Claro, claro que sim. Acabei por ficar com muitas amizades, passámos muito tempo juntos. E vai ser bom, tanto a minha equipa como muito do pelotão português.

Vires à Volta ao Algarve foi um pedido teu? A equipa Bahrain fez esse encaixe tendo em conta que és português ou acaba por ser um bocadinho um acaso?
Acaba mesmo por ser um acaso. O meu pedido era mais a Figueira Champions Classic, na minha terra, onde eu vivo. Gostava de marcar presença, mas talvez para o ano.

Qual é que vai ser o teu papel na Volta ao Algarve, vai ser de gregário ou algo mais?
Sim, acabamos sempre por ter um corredor que vai lutar pela geral, que é o [Antonio] Tiberi. Depois, temos um corredor com muita experiência, que é o [Damiano] Caruso, que vai estar tanto comigo como o Tiberi nas etapas mais duras e em momentos mais decisivos.

Quanto a mim, penso que me vão dar a liberdade na segunda etapa e, tirando isso, é ajudar o Tiberi. Mesmo tendo a liberdade, claro, pode acabar por acontecer alguma coisa e ter que acabar por não usar essa liberdade, caso seja preciso fazer alguma coisa em relação ao Tiberi.

Como é que tem sido este primeiro mês e meio no World Tour, este primeiro mês e meio oficialmente na Bahrein?
Os meses de novembro e dezembro foram um bocado estranhos. Era tudo muito diferente. Já tínhamos trabalhado há muito tempo. Mas agora estes últimos tempos já me sinto super à vontade. A equipa ajuda bastante nisso e tem sido super tranquilo.

Ainda estiveste aqui uns anos já como profissional em Portugal. Em termos de treino e também de andamento de provas, já estiveste no TDU, no Tour Down Under. Sentes que há uma diferença muito grande do pelotão nacional para o pelotão World Tour?
Não. Em questão de treino, acaba sempre por ser diferente porque mudei de treinador. O que eu sempre digo é que em qualquer corrida que se faça há sempre um nível muito grande. A diferença do World Tour para Portugal é que em Portugal há um nível muito grande nos ciclistas que vão vencer, no redor de 20, 30 ciclistas há um nível mesmo muito forte. Mas no World Tour são 60 e tal ciclistas muito fortes. É a diferença.

Certo.
Mas o nível em Portugal, para ganhar, é extremamente alto. Também é muito difícil.
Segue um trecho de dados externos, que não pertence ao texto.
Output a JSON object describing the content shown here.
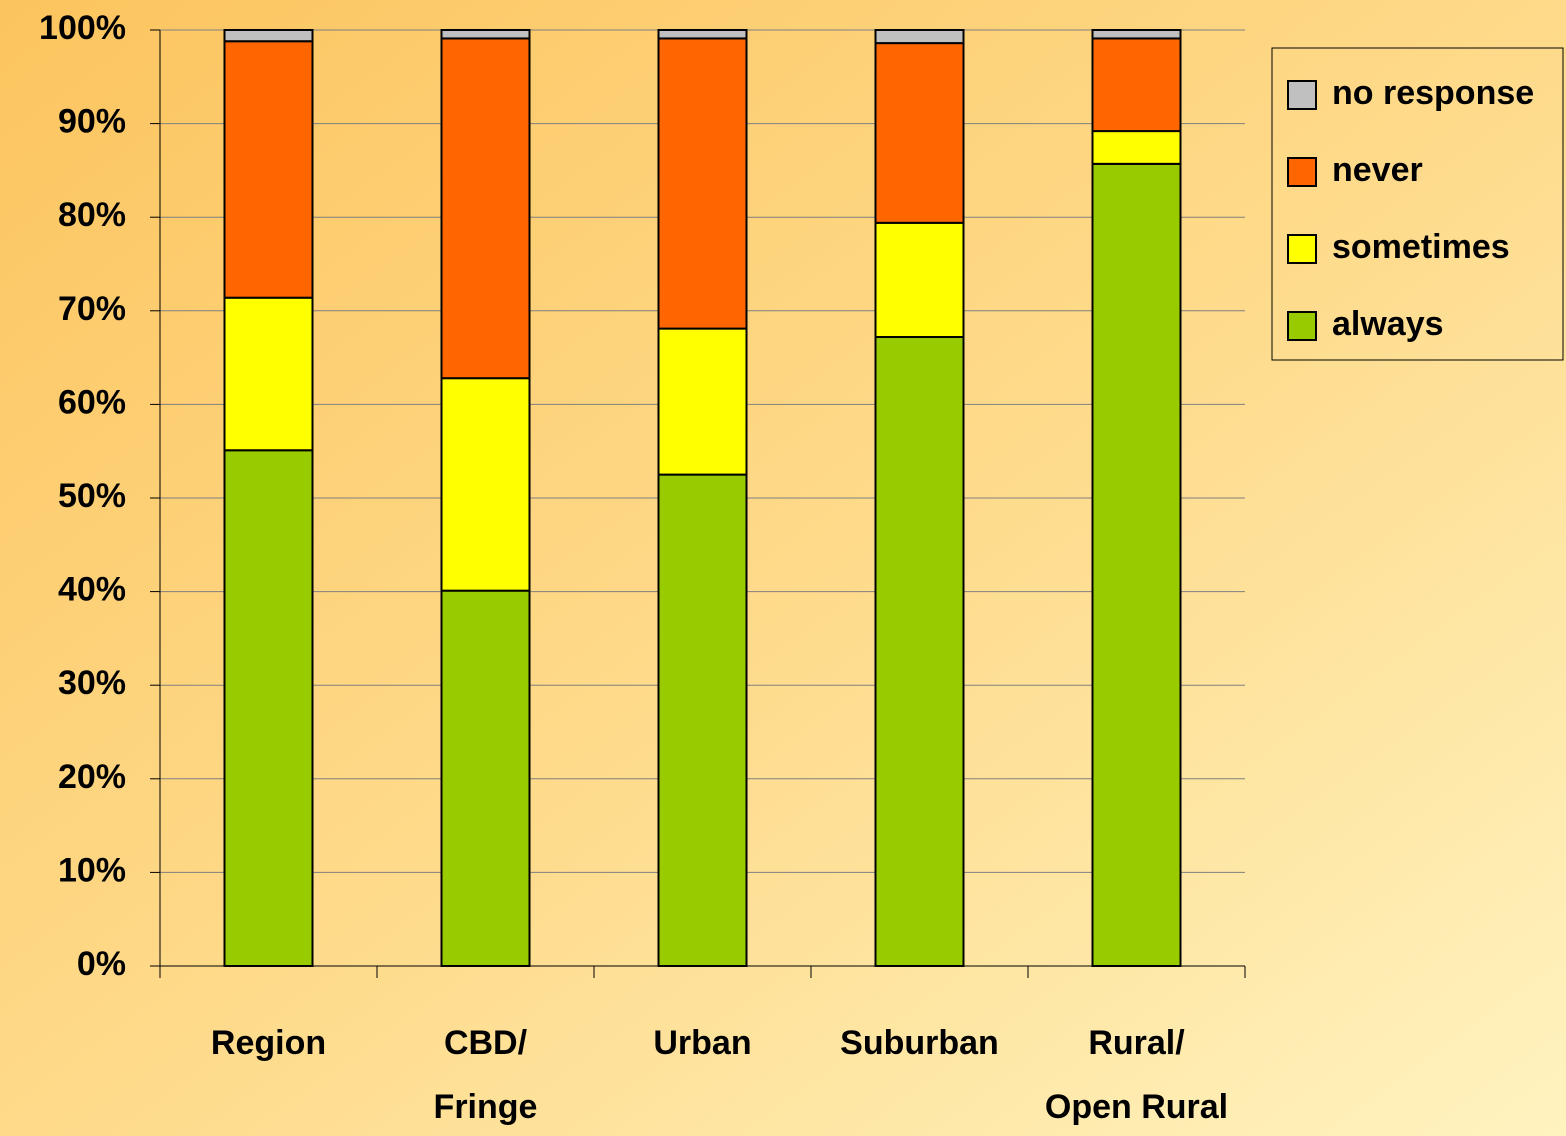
{
  "chart_data": {
    "type": "stacked_bar",
    "categories": [
      "Region",
      "CBD/\nFringe",
      "Urban",
      "Suburban",
      "Rural/\nOpen Rural"
    ],
    "series": [
      {
        "name": "always",
        "color": "#99cc00",
        "values": [
          55.1,
          40.1,
          52.5,
          67.2,
          85.7
        ]
      },
      {
        "name": "sometimes",
        "color": "#ffff00",
        "values": [
          16.3,
          22.7,
          15.6,
          12.2,
          3.5
        ]
      },
      {
        "name": "never",
        "color": "#ff6600",
        "values": [
          27.4,
          36.3,
          31.0,
          19.2,
          9.9
        ]
      },
      {
        "name": "no response",
        "color": "#c0c0c0",
        "values": [
          1.2,
          0.9,
          0.9,
          1.4,
          0.9
        ]
      }
    ],
    "ylim": [
      0,
      100
    ],
    "yticks": [
      {
        "value": 0,
        "label": "0%"
      },
      {
        "value": 10,
        "label": "10%"
      },
      {
        "value": 20,
        "label": "20%"
      },
      {
        "value": 30,
        "label": "30%"
      },
      {
        "value": 40,
        "label": "40%"
      },
      {
        "value": 50,
        "label": "50%"
      },
      {
        "value": 60,
        "label": "60%"
      },
      {
        "value": 70,
        "label": "70%"
      },
      {
        "value": 80,
        "label": "80%"
      },
      {
        "value": 90,
        "label": "90%"
      },
      {
        "value": 100,
        "label": "100%"
      }
    ],
    "grid": true,
    "legend": "right"
  }
}
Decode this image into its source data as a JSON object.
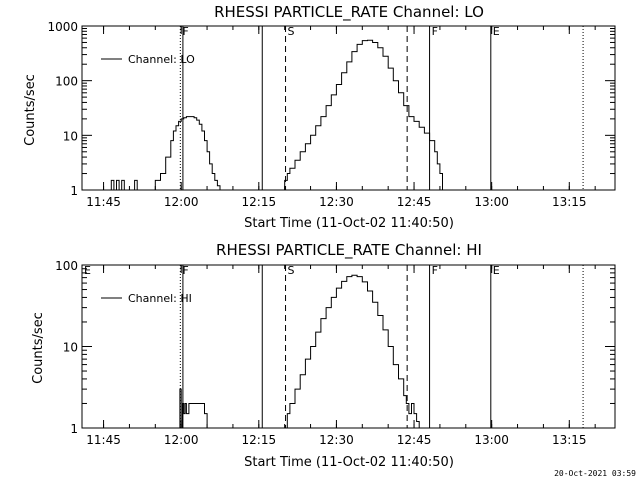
{
  "timestamp": "20-Oct-2021 03:59",
  "colors": {
    "background": "#ffffff",
    "ink": "#000000"
  },
  "chart_data": [
    {
      "type": "line",
      "title": "RHESSI PARTICLE_RATE Channel: LO",
      "xlabel": "Start Time (11-Oct-02 11:40:50)",
      "ylabel": "Counts/sec",
      "y_scale": "log",
      "ylim": [
        1,
        1000
      ],
      "xlim": [
        "11:40:50",
        "13:23:50"
      ],
      "x_ticks": [
        "11:45",
        "12:00",
        "12:15",
        "12:30",
        "12:45",
        "13:00",
        "13:15"
      ],
      "y_ticks": [
        {
          "value": 1,
          "label": "1"
        },
        {
          "value": 10,
          "label": "10"
        },
        {
          "value": 100,
          "label": "100"
        },
        {
          "value": 1000,
          "label": "1000"
        }
      ],
      "grid": false,
      "legend": "top-left",
      "series": [
        {
          "name": "Channel: LO",
          "x": [
            "11:46:00",
            "11:46:30",
            "11:47:00",
            "11:47:30",
            "11:48:00",
            "11:48:30",
            "11:49:00",
            "11:50:30",
            "11:51:00",
            "11:51:30",
            "11:52:00",
            "11:54:00",
            "11:55:00",
            "11:56:00",
            "11:57:00",
            "11:58:00",
            "11:58:30",
            "11:59:00",
            "11:59:30",
            "12:00:00",
            "12:00:30",
            "12:01:00",
            "12:01:30",
            "12:02:00",
            "12:02:30",
            "12:03:00",
            "12:03:30",
            "12:04:00",
            "12:04:30",
            "12:05:00",
            "12:05:30",
            "12:06:00",
            "12:06:30",
            "12:07:00",
            "12:07:30",
            "12:08:00",
            "12:19:30",
            "12:20:00",
            "12:20:30",
            "12:21:00",
            "12:22:00",
            "12:23:00",
            "12:24:00",
            "12:25:00",
            "12:26:00",
            "12:27:00",
            "12:28:00",
            "12:29:00",
            "12:30:00",
            "12:31:00",
            "12:32:00",
            "12:33:00",
            "12:34:00",
            "12:35:00",
            "12:36:00",
            "12:37:00",
            "12:38:00",
            "12:39:00",
            "12:40:00",
            "12:41:00",
            "12:42:00",
            "12:43:00",
            "12:44:00",
            "12:45:00",
            "12:46:00",
            "12:47:00",
            "12:48:00",
            "12:49:00",
            "12:49:30",
            "12:50:00",
            "12:50:30"
          ],
          "values": [
            1,
            1.5,
            1,
            1.5,
            1,
            1.5,
            1,
            1,
            1.5,
            1,
            1,
            1,
            1.5,
            2,
            4,
            8,
            12,
            15,
            18,
            20,
            21,
            22,
            22,
            22,
            21,
            19,
            16,
            12,
            8,
            5,
            3,
            2,
            1.5,
            1.2,
            1,
            1,
            1,
            1.5,
            2,
            2.5,
            3.5,
            5,
            7,
            10,
            15,
            22,
            35,
            55,
            85,
            140,
            220,
            340,
            460,
            540,
            550,
            500,
            400,
            280,
            170,
            100,
            60,
            35,
            22,
            18,
            14,
            11,
            8,
            5,
            3,
            2,
            1
          ]
        }
      ],
      "annotations": [
        {
          "label": "F",
          "x": "11:59:50",
          "line": "dotted"
        },
        {
          "label": "",
          "x": "12:00:20",
          "line": "solid"
        },
        {
          "label": "",
          "x": "12:15:40",
          "line": "solid"
        },
        {
          "label": "S",
          "x": "12:20:10",
          "line": "dashed"
        },
        {
          "label": "",
          "x": "12:43:40",
          "line": "dashed"
        },
        {
          "label": "F",
          "x": "12:48:00",
          "line": "solid"
        },
        {
          "label": "E",
          "x": "12:59:50",
          "line": "solid"
        },
        {
          "label": "",
          "x": "13:17:40",
          "line": "dotted"
        }
      ]
    },
    {
      "type": "line",
      "title": "RHESSI PARTICLE_RATE Channel: HI",
      "xlabel": "Start Time (11-Oct-02 11:40:50)",
      "ylabel": "Counts/sec",
      "y_scale": "log",
      "ylim": [
        1,
        100
      ],
      "xlim": [
        "11:40:50",
        "13:23:50"
      ],
      "x_ticks": [
        "11:45",
        "12:00",
        "12:15",
        "12:30",
        "12:45",
        "13:00",
        "13:15"
      ],
      "y_ticks": [
        {
          "value": 1,
          "label": "1"
        },
        {
          "value": 10,
          "label": "10"
        },
        {
          "value": 100,
          "label": "100"
        }
      ],
      "grid": false,
      "legend": "top-left",
      "series": [
        {
          "name": "Channel: HI",
          "x": [
            "11:59:30",
            "11:59:45",
            "12:00:00",
            "12:00:15",
            "12:00:30",
            "12:00:45",
            "12:01:00",
            "12:01:30",
            "12:02:00",
            "12:02:30",
            "12:03:00",
            "12:03:30",
            "12:04:00",
            "12:04:30",
            "12:05:00",
            "12:20:00",
            "12:20:30",
            "12:21:00",
            "12:22:00",
            "12:23:00",
            "12:24:00",
            "12:25:00",
            "12:26:00",
            "12:27:00",
            "12:28:00",
            "12:29:00",
            "12:30:00",
            "12:31:00",
            "12:32:00",
            "12:33:00",
            "12:34:00",
            "12:35:00",
            "12:36:00",
            "12:37:00",
            "12:38:00",
            "12:39:00",
            "12:40:00",
            "12:41:00",
            "12:42:00",
            "12:43:00",
            "12:43:30",
            "12:44:00",
            "12:44:30",
            "12:45:00",
            "12:45:30",
            "12:46:00"
          ],
          "values": [
            1,
            3,
            1,
            2,
            1.5,
            2,
            1.5,
            2,
            2,
            2,
            2,
            2,
            2,
            1.5,
            1,
            1,
            1.5,
            2,
            3,
            4.5,
            7,
            10,
            15,
            22,
            30,
            40,
            52,
            63,
            72,
            75,
            72,
            62,
            48,
            35,
            24,
            16,
            10,
            6,
            4,
            2.5,
            2,
            1.5,
            2,
            1.5,
            1.2,
            1
          ]
        }
      ],
      "annotations": [
        {
          "label": "E",
          "x": "11:40:50",
          "line": "solid"
        },
        {
          "label": "F",
          "x": "11:59:50",
          "line": "dotted"
        },
        {
          "label": "",
          "x": "12:00:20",
          "line": "solid"
        },
        {
          "label": "",
          "x": "12:15:40",
          "line": "solid"
        },
        {
          "label": "S",
          "x": "12:20:10",
          "line": "dashed"
        },
        {
          "label": "",
          "x": "12:43:40",
          "line": "dashed"
        },
        {
          "label": "F",
          "x": "12:48:00",
          "line": "solid"
        },
        {
          "label": "E",
          "x": "12:59:50",
          "line": "solid"
        },
        {
          "label": "",
          "x": "13:17:40",
          "line": "dotted"
        }
      ]
    }
  ]
}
Não é só chegar e ganhar. Muitos ciclistas do World Tour provavelmente não iriam conseguir ganhar em Portugal.

Sentes que há mais jovens em Portugal com um nível eventualmente para fazer o caminho que tu fizeste agora nestes últimos meses e dar o salto do pelotão nacional para o World Tour?
Oh pá [risos]...

Agora apanhei-te!
Sim, é verdade, mas é uma boa pergunta. Acaba sempre por ser também a oportunidade e também a maneira como se corre lá fora. As corridas que fazemos em Portugal são a Figueira e o Algarve, e são corridas impossíveis para os ciclistas portugueses conseguirem bons resultados. Não porque não têm o seu andamento, porque eu próprio as fiz e é impossível andar na frente, pelas questões da colocação.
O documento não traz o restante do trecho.